Tomas Saraceno at Macro (Rome)

Progetto speciale che l’artista argentino Tomas Saraceno ha concepito per la grande sala Enel, sviluppando il proprio dialogo con Yona Friedman e le teorie di Richard Buckminster Fuller. 
Con quest’opera, l’artista reinterpreta completamente lo spazio MACRO, trasformandolo in una “città aeroporto”, come se fosse “una nuvola di sabbia” in grado di fecondare l’ambiente, la vita sociale e le menti. Attraverso l’interazione tra l’installazione – oltre 500 dodecaedri costituiti da 18 km di tubi per cavi elettrici – e immagini video realizzate nello straordinario paesaggio naturale del Lencois Maranhenses Park nel nord del Brasile, Saraceno trasforma i 1200 mq della sala espositiva in uno straordinario universo fluttuante e sospeso, in cui il visitatore potrà fondersi con nuove forme e immagini e scoprire nuovi modi di vivere, viaggiare e comunicare.

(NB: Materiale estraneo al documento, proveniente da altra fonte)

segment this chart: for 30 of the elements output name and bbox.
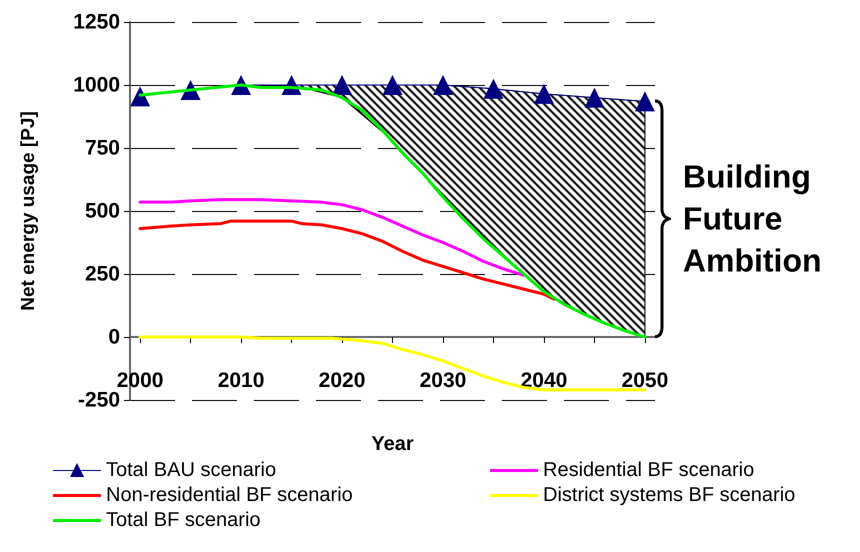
line-series [138,198,526,277]
point [534,84,554,104]
y-tick-label: 0 [108,326,120,348]
x-axis-title: Year [371,433,414,455]
x-tick-label: 2050 [622,369,668,392]
y-tick-label: 1000 [73,74,120,96]
y-tick-label: 750 [84,136,120,160]
x-tick-label: 2010 [218,369,264,392]
legend-label: Total BF scenario [106,509,261,531]
x-tick-label: 2040 [520,369,568,392]
point [130,86,150,106]
y-tick-label: 500 [84,200,120,222]
point [584,88,604,108]
x-tick-label: 2020 [318,369,366,392]
point [634,91,655,112]
legend-label: District systems BF scenario [543,484,796,506]
x-tick-label: 2030 [420,369,466,392]
y-tick-label: 250 [84,262,120,286]
point [332,75,352,95]
legend-label: Non-residential BF scenario [106,484,353,506]
line-series [138,220,556,301]
point [432,75,453,95]
point [382,75,402,95]
legend-label: Residential BF scenario [543,459,754,481]
y-tick-label: 1250 [73,10,120,34]
legend-label: Total BAU scenario [106,459,276,481]
point [483,78,504,99]
y-tick-label: -250 [78,388,120,412]
annotation: Building Future Ambition [682,158,822,279]
y-axis-title: Net energy usage [PJ] [18,111,39,311]
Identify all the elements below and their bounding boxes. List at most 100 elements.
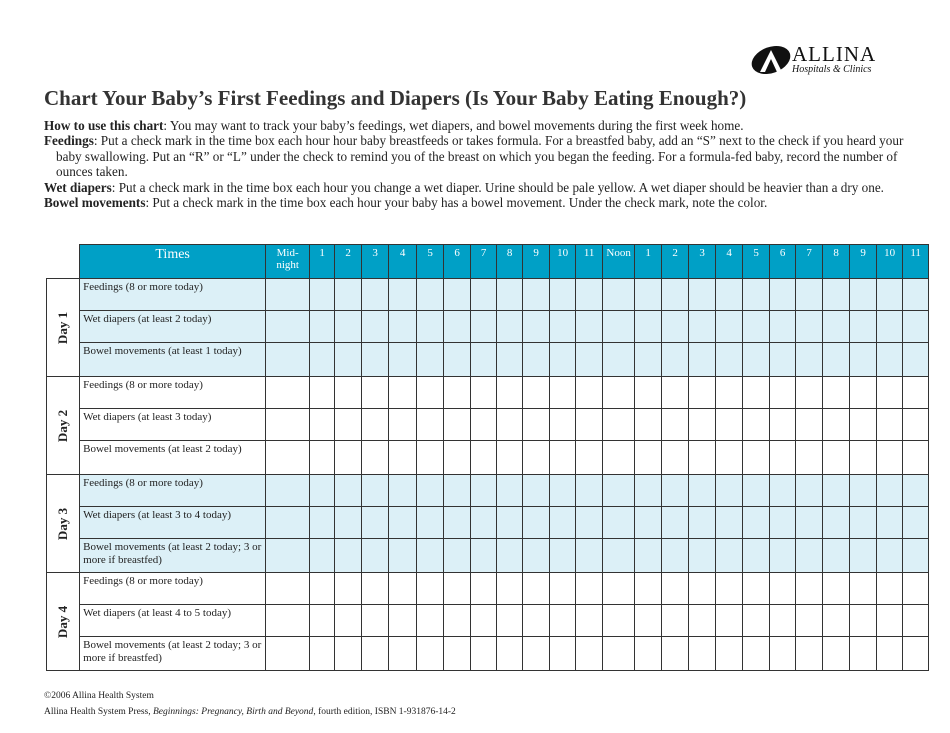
- time-box[interactable]: [265, 278, 311, 311]
- time-box[interactable]: [443, 636, 472, 671]
- time-box[interactable]: [795, 440, 824, 475]
- time-box[interactable]: [769, 474, 797, 507]
- time-box[interactable]: [634, 506, 663, 539]
- time-box[interactable]: [602, 440, 636, 475]
- time-box[interactable]: [470, 572, 498, 605]
- time-box[interactable]: [309, 408, 336, 441]
- time-box[interactable]: [443, 278, 472, 311]
- time-box[interactable]: [876, 474, 904, 507]
- time-box[interactable]: [265, 604, 311, 637]
- time-box[interactable]: [549, 604, 577, 637]
- time-box[interactable]: [822, 636, 851, 671]
- time-box[interactable]: [742, 538, 771, 573]
- time-box[interactable]: [522, 538, 551, 573]
- time-box[interactable]: [742, 278, 771, 311]
- time-box[interactable]: [795, 572, 824, 605]
- time-box[interactable]: [265, 376, 311, 409]
- time-box[interactable]: [688, 342, 717, 377]
- time-box[interactable]: [549, 310, 577, 343]
- time-box[interactable]: [265, 572, 311, 605]
- time-box[interactable]: [388, 474, 418, 507]
- time-box[interactable]: [496, 440, 524, 475]
- time-box[interactable]: [470, 636, 498, 671]
- time-box[interactable]: [876, 278, 904, 311]
- time-box[interactable]: [849, 604, 878, 637]
- time-box[interactable]: [661, 310, 690, 343]
- time-box[interactable]: [769, 572, 797, 605]
- time-box[interactable]: [416, 440, 445, 475]
- time-box[interactable]: [549, 506, 577, 539]
- time-box[interactable]: [496, 342, 524, 377]
- time-box[interactable]: [688, 506, 717, 539]
- time-box[interactable]: [602, 538, 636, 573]
- time-box[interactable]: [309, 310, 336, 343]
- time-box[interactable]: [265, 342, 311, 377]
- time-box[interactable]: [522, 342, 551, 377]
- time-box[interactable]: [416, 636, 445, 671]
- time-box[interactable]: [715, 538, 744, 573]
- time-box[interactable]: [769, 604, 797, 637]
- time-box[interactable]: [334, 278, 363, 311]
- time-box[interactable]: [416, 506, 445, 539]
- time-box[interactable]: [575, 572, 604, 605]
- time-box[interactable]: [661, 474, 690, 507]
- time-box[interactable]: [496, 572, 524, 605]
- time-box[interactable]: [361, 506, 390, 539]
- time-box[interactable]: [443, 572, 472, 605]
- time-box[interactable]: [715, 342, 744, 377]
- time-box[interactable]: [575, 538, 604, 573]
- time-box[interactable]: [416, 342, 445, 377]
- time-box[interactable]: [902, 538, 930, 573]
- time-box[interactable]: [769, 342, 797, 377]
- time-box[interactable]: [522, 278, 551, 311]
- time-box[interactable]: [715, 636, 744, 671]
- time-box[interactable]: [742, 636, 771, 671]
- time-box[interactable]: [822, 278, 851, 311]
- time-box[interactable]: [849, 440, 878, 475]
- time-box[interactable]: [849, 278, 878, 311]
- time-box[interactable]: [334, 572, 363, 605]
- time-box[interactable]: [522, 440, 551, 475]
- time-box[interactable]: [309, 278, 336, 311]
- time-box[interactable]: [742, 342, 771, 377]
- time-box[interactable]: [416, 538, 445, 573]
- time-box[interactable]: [849, 376, 878, 409]
- time-box[interactable]: [388, 278, 418, 311]
- time-box[interactable]: [575, 636, 604, 671]
- time-box[interactable]: [849, 506, 878, 539]
- time-box[interactable]: [602, 310, 636, 343]
- time-box[interactable]: [361, 376, 390, 409]
- time-box[interactable]: [361, 440, 390, 475]
- time-box[interactable]: [416, 278, 445, 311]
- time-box[interactable]: [688, 474, 717, 507]
- time-box[interactable]: [688, 278, 717, 311]
- time-box[interactable]: [715, 376, 744, 409]
- time-box[interactable]: [443, 440, 472, 475]
- time-box[interactable]: [661, 408, 690, 441]
- time-box[interactable]: [361, 342, 390, 377]
- time-box[interactable]: [634, 604, 663, 637]
- time-box[interactable]: [822, 474, 851, 507]
- time-box[interactable]: [634, 572, 663, 605]
- time-box[interactable]: [549, 408, 577, 441]
- time-box[interactable]: [309, 506, 336, 539]
- time-box[interactable]: [334, 636, 363, 671]
- time-box[interactable]: [496, 506, 524, 539]
- time-box[interactable]: [822, 604, 851, 637]
- time-box[interactable]: [876, 440, 904, 475]
- time-box[interactable]: [416, 310, 445, 343]
- time-box[interactable]: [742, 506, 771, 539]
- time-box[interactable]: [688, 408, 717, 441]
- time-box[interactable]: [361, 408, 390, 441]
- time-box[interactable]: [549, 538, 577, 573]
- time-box[interactable]: [715, 474, 744, 507]
- time-box[interactable]: [849, 310, 878, 343]
- time-box[interactable]: [876, 604, 904, 637]
- time-box[interactable]: [822, 310, 851, 343]
- time-box[interactable]: [742, 474, 771, 507]
- time-box[interactable]: [496, 636, 524, 671]
- time-box[interactable]: [688, 636, 717, 671]
- time-box[interactable]: [334, 440, 363, 475]
- time-box[interactable]: [470, 278, 498, 311]
- time-box[interactable]: [575, 310, 604, 343]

Not only is our "dorm" at AIB called the Buckminster, I was fortunate to hear Fuller speak at VCU in the 1970s. What a positive person he was. He was in his 80s and had the energy and enthusiasm of a twenty year old. 


On our way to Naples, we always stop in Rome to see cousins Massimo and Cinzia. So hopefully this will be up when we go the first week of August.